Zurück zu den Konstanten, an die man festhalten kann: Zum einen gibt es natürlich die Diskrepanz zwischen dem Hochadel und der Bürgerschicht, was nicht selten zu Reibereien führt und die Geschichte auf Trab hält. Aber es gibt auch Schauspieler, die seit der ersten Folge stetig dabei sind: Da ist zum einen Arno Brandner, gutmütiger und lieber Familienvater,-onkel,-großvater,-schwager und-cousin sowie bester Freund von vielen, immer stets zu guten Diensten bereit und offen für alles, so auch für immer neu auftauchende neue Mitglieder der Familie. Und es gibt Charly Schneider, die Klatsch-und Tratschexpertin sowie Besitzerin des „Schneiders“, in dem sich sehr vieles, wichtiges abspielt und wohl auch das einzige Restaurant in ganz Düsseldorf zu sein scheint.

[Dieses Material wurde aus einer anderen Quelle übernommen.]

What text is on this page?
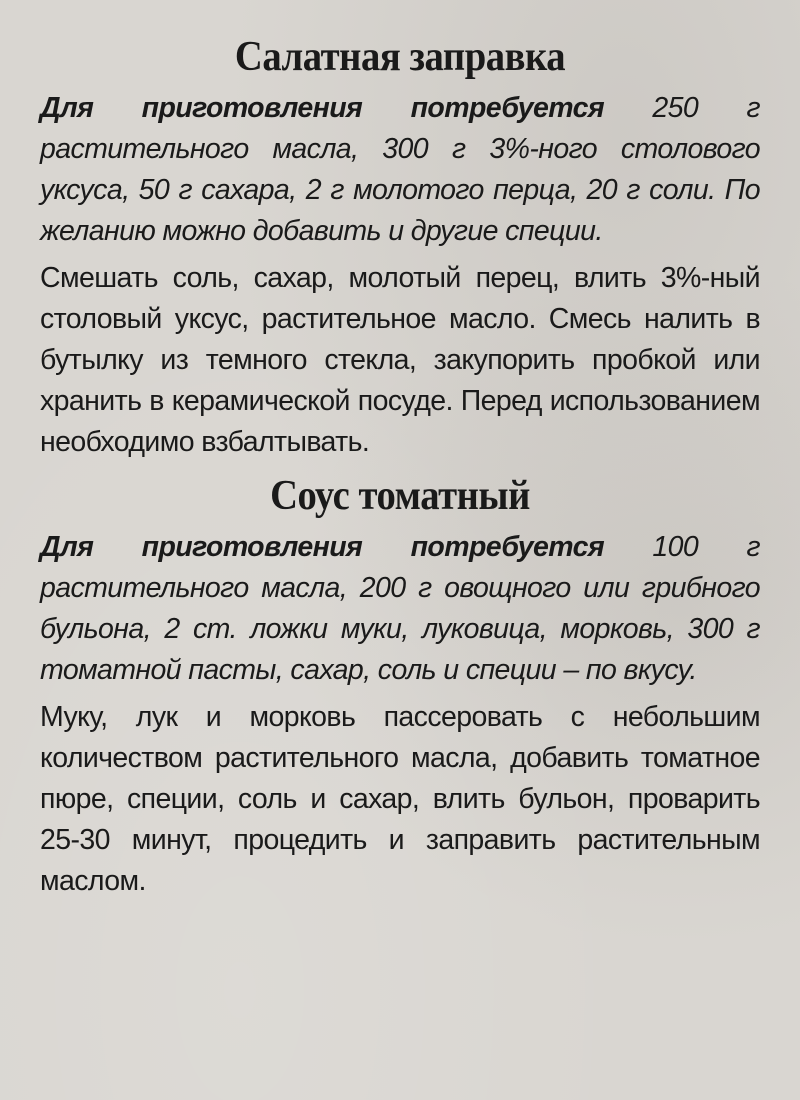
Салатная заправка

Для приготовления потребуется 250 г растительного масла, 300 г 3%-ного столового уксуса, 50 г сахара, 2 г молотого перца, 20 г соли. По желанию можно добавить и другие специи.

Смешать соль, сахар, молотый перец, влить 3%-ный столовый уксус, растительное масло. Смесь налить в бутылку из темного стекла, закупорить пробкой или хранить в керамической посуде. Перед использованием необходимо взбалтывать.

Соус томатный

Для приготовления потребуется 100 г растительного масла, 200 г овощного или грибного бульона, 2 ст. ложки муки, луковица, морковь, 300 г томатной пасты, сахар, соль и специи – по вкусу.

Муку, лук и морковь пассеровать с небольшим количеством растительного масла, добавить томатное пюре, специи, соль и сахар, влить бульон, проварить 25-30 минут, процедить и заправить растительным маслом.
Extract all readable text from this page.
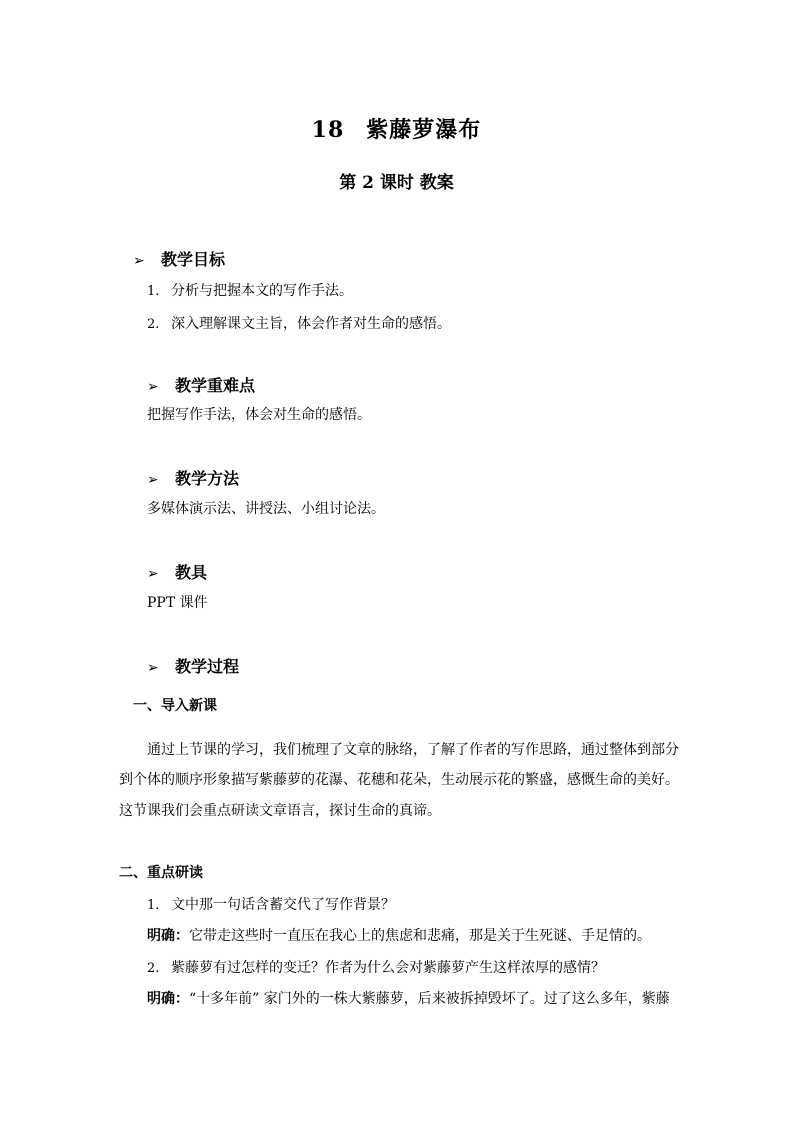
18 紫藤萝瀑布
第 2 课时 教案
➢ 教学目标
1. 分析与把握本文的写作手法。
2. 深入理解课文主旨，体会作者对生命的感悟。
➢ 教学重难点
把握写作手法，体会对生命的感悟。
➢ 教学方法
多媒体演示法、讲授法、小组讨论法。
➢ 教具
PPT 课件
➢ 教学过程
一、导入新课
通过上节课的学习，我们梳理了文章的脉络，了解了作者的写作思路，通过整体到部分
到个体的顺序形象描写紫藤萝的花瀑、花穗和花朵，生动展示花的繁盛，感慨生命的美好。
这节课我们会重点研读文章语言，探讨生命的真谛。
二、重点研读
1. 文中那一句话含蓄交代了写作背景？
明确：它带走这些时一直压在我心上的焦虑和悲痛，那是关于生死谜、手足情的。
2. 紫藤萝有过怎样的变迁？作者为什么会对紫藤萝产生这样浓厚的感情？
明确：“十多年前” 家门外的一株大紫藤萝，后来被拆掉毁坏了。过了这么多年，紫藤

Durch diese beiden Charaktere, die auch diejenigen mit der meisten Bodenständigkeit sind, lassen sich eine Art Freundschaft und Bindung aufbauen; der Zuschauer kann sich mit ihnen identifizieren und bleibt vielleicht auch dadurch der Serie weiterhin treu. Generell gibt es eine große Artenvielfalt an Charakteren, da ist für jeden jemand dabei, mit dem man besonders stark sympathisiert. Genauso gut gibt es aber auch Reibungspersonen, die man gar nicht mag und deren bloße Anwesenheit schon leicht aggressiv macht, aber dadurch wird die Serie natürlich auch wieder spannender. Denn wer will den schon seinen Schwarm in den Armen einer blöden Kuh sehen.

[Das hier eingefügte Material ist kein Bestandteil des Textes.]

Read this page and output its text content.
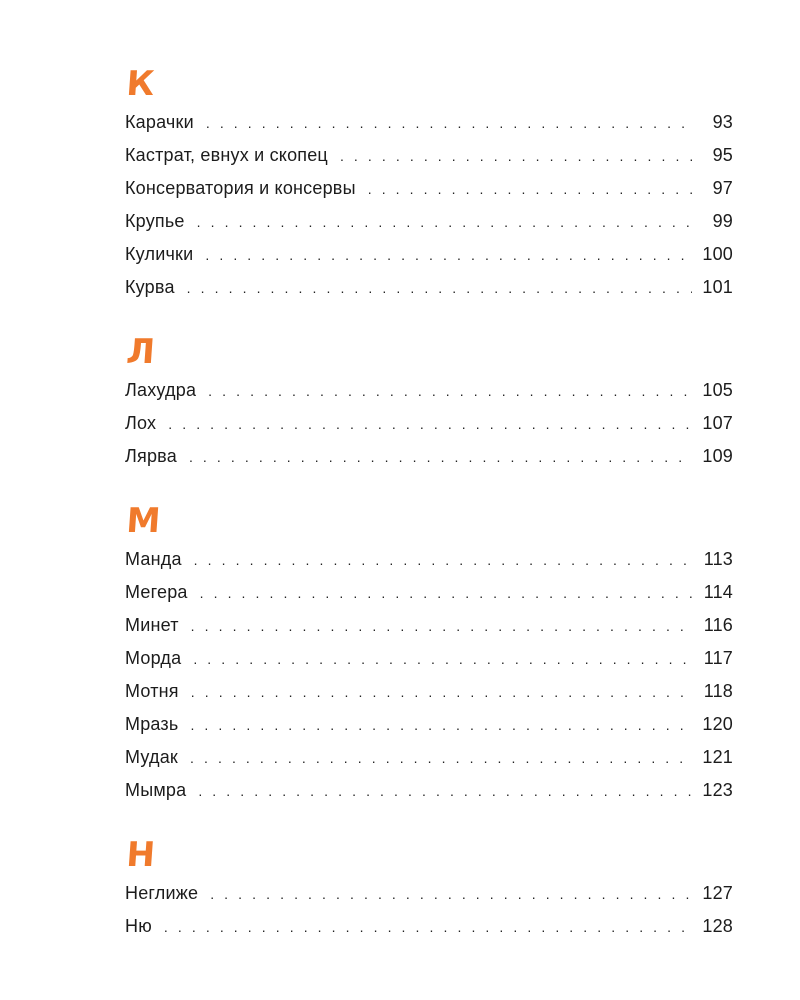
К
Карачки . . .	93
Кастрат, евнух и скопец . . .	95
Консерватория и консервы . . .	97
Крупье . . .	99
Кулички . . .	100
Курва . . .	101
Л
Лахудра . . .	105
Лох . . .	107
Лярва . . .	109
М
Манда . . .	113
Мегера . . .	114
Минет . . .	116
Морда . . .	117
Мотня . . .	118
Мразь . . .	120
Мудак . . .	121
Мымра . . .	123
Н
Неглиже . . .	127
Ню . . .	128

Durch dieses sich immer und immer und immer wiederholendes, seriales Endlosdrama wird teilweise Hoffnungslosigkeit aufgebaut. Zum einen, da das Böse nie ein Ende findet, und vor allem auch irgendwie nie so richtig bestraft wird. Ein Mord wird hier sehr leicht vertuscht, dies könnte natürlich aber auch an der schlechten Polizeiarbeit von Düsseldorf liegen. (Dafür gibt es dort aber auch die besten Anwälte der Welt.) Zum anderen, weil eine ewige, glückliche Liebe so selten ist wie eine Szene, in der ein Getränk mal ausgetrunken und ein Essen aufgegessen wird. Jede noch so hoffnungstragende Liebe wird oft im Keim erstickt oder durch einen der vielen Bösewichte zerstört. Findet man doch seine großes Glück, flieht man am besten gleich ganz weit aus der Serie weg in ein fremdes Land, denn schließlich ist so eine glückliche Liebe eher langweilig und dementsprechend für längere Geschichten innerhalb der Serie nicht mehr geeignet, da es nun ruhig, sprich langweilig wird. Hier lässt sich ein Bezug zur Gesellschaft ziehen: Durch die eher abstrakte Darstellung scheinbarer Realität kann ein Zuschauer in eine virtuelle Welt eintauchen, die ihn aus seinem Alltag reißt und neben Identifikationsmöglichkeiten auch eine besondere Ablenkung bietet. Dies wird sogar noch durch den großen Internetauftritt der Serie verstärkt. Denn neben allgemeinen Informationen zu der Serie, aktuellem Geschehen und  Darstellern gibt es sogar eine eigene Homepage für „Ligne Clarisse Lahnstein“, der Modemarke einer der Protagonistinnen, die wie eine richtige Homepage aufgebaut ist und sehr authentisch wirkt. Und außerdem gibt es ja auch die liebe „Mediathek“ der ARD, in der man jede Folge nachschauen kann, sollte man mal eine verpasst haben. In einem Forum kann man sich als treuer Fan auslassen und austauschen und im Fancorner kann man die Darsteller auch etwas näher durch Videos kennen lernen. Es ist also für jeden etwas dabei und die Macher der Homepage haben keine Kosten und Mühen gescheut.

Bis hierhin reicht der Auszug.